これらの問題に対処するため、民法・不動産登記法の改正が行われた他、相続土地国庫帰属法が成立し、本年(2023年)4月より順次施行されますので、本コラムで簡単にご紹介したいと思います。
2 所有者不明土地の予防
所有者不明土地が発生する原因として、相続が開始しても、相続登記が行われない、ということがあります。
遺産分割は、期限が無いので、ややもすると遺産分割がまとまらない限り、いつまで経っても被相続人名義の登記が残ってしまうことになります。時が過ぎて、お孫さんやひ孫さんの代になり、数次の相続が起きて相続人が数十人!(メガ共有というのだそうです)という事態となります。
そこで、相続が開始されたら、直ちに、相続登記をしなければならないこととされ、これを怠ると、過料の制裁を科すことができるようになりました。相続があったらまず、法定相続分に従って、登記名義を変えてください、とお願いすることになります。
次に、相続開始後、遺産分割がまとまらないまま10年経つと、特別受益、寄与分といった、相続分を変更するような主張はできず、単純に、法定相続分に従った遺産分割審判がなされることになりました。
そして、このような土地は、厳しい要件のもと、10年分の管理費を支払うことによって、土地を国庫に帰属させることができるようになりました。
3 所有者不明土地の利用
まず、民法の相隣関係の規定が改正され、隣家に立ち入ったり、枝葉を切ったりする等の、隣地の使用に関する制度が整備されることになりました。
次に、共有の規定も改正され、相続が繰り返され、共有者が数十人となり、不動産を管理しようにも、皆の意思が確認できないような事態を避けるための制度が整備されました。
最後に、所有者不明土地・建物管理人と、管理不全土地・建物管理人という制度ができました。
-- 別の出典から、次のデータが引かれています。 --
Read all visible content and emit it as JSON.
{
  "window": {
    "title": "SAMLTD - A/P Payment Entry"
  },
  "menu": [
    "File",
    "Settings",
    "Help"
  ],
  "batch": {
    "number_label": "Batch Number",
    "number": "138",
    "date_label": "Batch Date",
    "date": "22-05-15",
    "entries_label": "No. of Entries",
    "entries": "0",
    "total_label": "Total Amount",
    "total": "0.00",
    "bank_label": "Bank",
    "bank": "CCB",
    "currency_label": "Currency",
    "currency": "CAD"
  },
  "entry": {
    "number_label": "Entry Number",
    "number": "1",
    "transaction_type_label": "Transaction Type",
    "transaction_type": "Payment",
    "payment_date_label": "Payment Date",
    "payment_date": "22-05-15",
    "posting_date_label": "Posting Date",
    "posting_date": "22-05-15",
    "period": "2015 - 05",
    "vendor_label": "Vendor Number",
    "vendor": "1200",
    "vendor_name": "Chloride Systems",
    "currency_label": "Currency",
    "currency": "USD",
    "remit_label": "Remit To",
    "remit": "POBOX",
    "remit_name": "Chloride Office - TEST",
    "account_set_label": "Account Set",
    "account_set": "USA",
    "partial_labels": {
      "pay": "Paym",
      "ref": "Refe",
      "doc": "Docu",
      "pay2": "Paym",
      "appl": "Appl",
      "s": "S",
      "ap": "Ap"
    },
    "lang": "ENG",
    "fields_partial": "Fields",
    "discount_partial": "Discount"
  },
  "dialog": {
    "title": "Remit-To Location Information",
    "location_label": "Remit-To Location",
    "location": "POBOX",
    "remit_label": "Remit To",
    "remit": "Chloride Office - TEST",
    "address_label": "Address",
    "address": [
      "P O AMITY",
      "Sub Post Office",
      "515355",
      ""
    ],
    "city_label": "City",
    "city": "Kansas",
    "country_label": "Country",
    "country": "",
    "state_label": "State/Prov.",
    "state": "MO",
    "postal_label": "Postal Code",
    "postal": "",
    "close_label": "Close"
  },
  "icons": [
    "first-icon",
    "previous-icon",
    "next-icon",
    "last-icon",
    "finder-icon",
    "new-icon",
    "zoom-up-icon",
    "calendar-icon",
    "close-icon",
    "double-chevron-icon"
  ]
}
現在の法律では、空き家を管理、処分するためには、相続財産管理人を選任してもらうことになりますが、この場合、相続人がはっきりしない被相続人の相続財産全てを管理することになり(人単位の管理)、業務が大変になります。そこで、所有者が分からない、あるいは管理がなされていない不動産ごとに(物単位の管理)、管理人を選任する制度が創設されました。
この管理人は、裁判所により選任され、所有者不明土地等の管理を行い、さらに裁判所の許可を得て、不動産を売却できるようにもなりました。
4 これら法改正で、空き家問題の処理は大きく進む可能性があります。他方、地域によっては、不動産を処分しようにも、財産価値の殆どない物件も多く、その場合はどうするのかな?という疑問も残ります。